Department of Biochemistry, Stanford University, Stanford, CA, USA.
Department of Biomedical Data Science, Stanford University, Stanford, CA, USA.
Bioinformatics. 2019 Apr 15;35(8):1263-1268. doi: 10.1093/bioinformatics/bty785.
Identification of splice sites is critical to gene annotation and to determine which sequences control circRNA biogenesis. Full-length RNA transcripts could in principle complete annotations of introns and exons in genomes without external ontologies, i.e., ab initio. However, whether it is possible to reconstruct genomic positions where splicing occurs from full-length transcripts, even if sampled in the absence of noise, depends on the genome sequence composition. If it is not, there exist provable limits on the use of RNA-Seq to define splice locations (linear or circular) in the genome.
We provide a formal definition of splice site ambiguity due to the genomic sequence by introducing equivalent junction, which is the set of local genomic positions resulting in the same RNA sequence when joined through RNA splicing. We show that equivalent junctions are prevalent in diverse eukaryotic genomes and occur in 88.64% and 78.64% of annotated human splice sites in linear and circRNA junctions, respectively. The observed fractions of equivalent junctions and the frequency of many individual motifs are statistically significant when compared against the null distribution computed via simulation or closed-form. The frequency of equivalent junctions establishes a fundamental limit on the possibility of ab initio reconstruction of RNA transcripts without appealing to the ontology of "GT-AG" boundaries defining introns. Said differently, completely ab initio is impossible in the vast majority of splice sites in annotated circRNAs and linear transcripts.
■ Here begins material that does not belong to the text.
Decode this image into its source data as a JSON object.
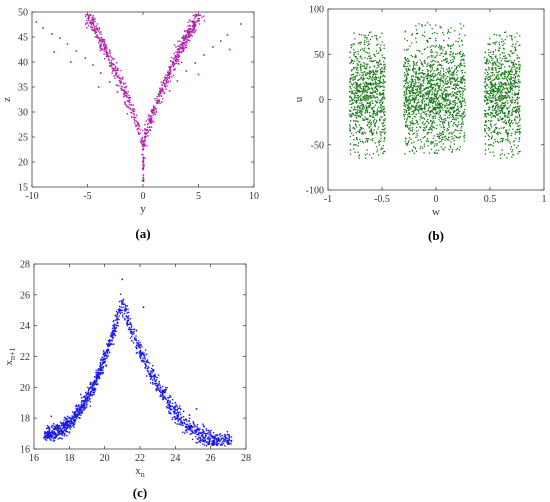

Two python scripts generating an equivalent junction sequence per junction are available at: https://github.com/salzmanlab/Equivalent-Junctions.
Supplementary data are available at Bioinformatics online.
剪接位点的鉴定对于基因注释以及确定哪些序列控制 circRNA 的生物发生至关重要。全长 RNA 转录本原则上可以在没有外部本体论(即从头开始)的情况下完成基因组中外显子和内含子的注释。然而,即使在没有噪声的情况下进行采样,从全长转录本中重建发生剪接的基因组位置是否可能,取决于基因组序列组成。如果不可能,则存在可证明的限制,即使用 RNA-Seq 来定义基因组中剪接位置(线性或圆形)。
我们通过引入等效连接来为基因组序列引起的剪接位点歧义提供正式定义,等效连接是通过 RNA 剪接连接导致相同 RNA 序列的局部基因组位置集。我们表明,等效连接在不同的真核生物基因组中很普遍,并且在人类线性和 circRNA 剪接中分别注释的剪接位点的 88.64%和 78.64%中出现。与通过模拟或闭式计算的零分布相比,观察到的等效连接分数和许多单个基序的频率具有统计学意义。等效连接的频率建立了一个基本限制,即在不依赖于定义内含子的“GT-AG”边界本体论的情况下,从头开始重建 RNA 转录本的可能性。换句话说,在注释的 circRNA 和线性转录本中,绝大多数剪接位点完全从头开始是不可能的。
两个生成每个连接的等效连接序列的 python 脚本可在 https://github.com/salzmanlab/Equivalent-Junctions 获得。
补充数据可在生物信息学在线获得。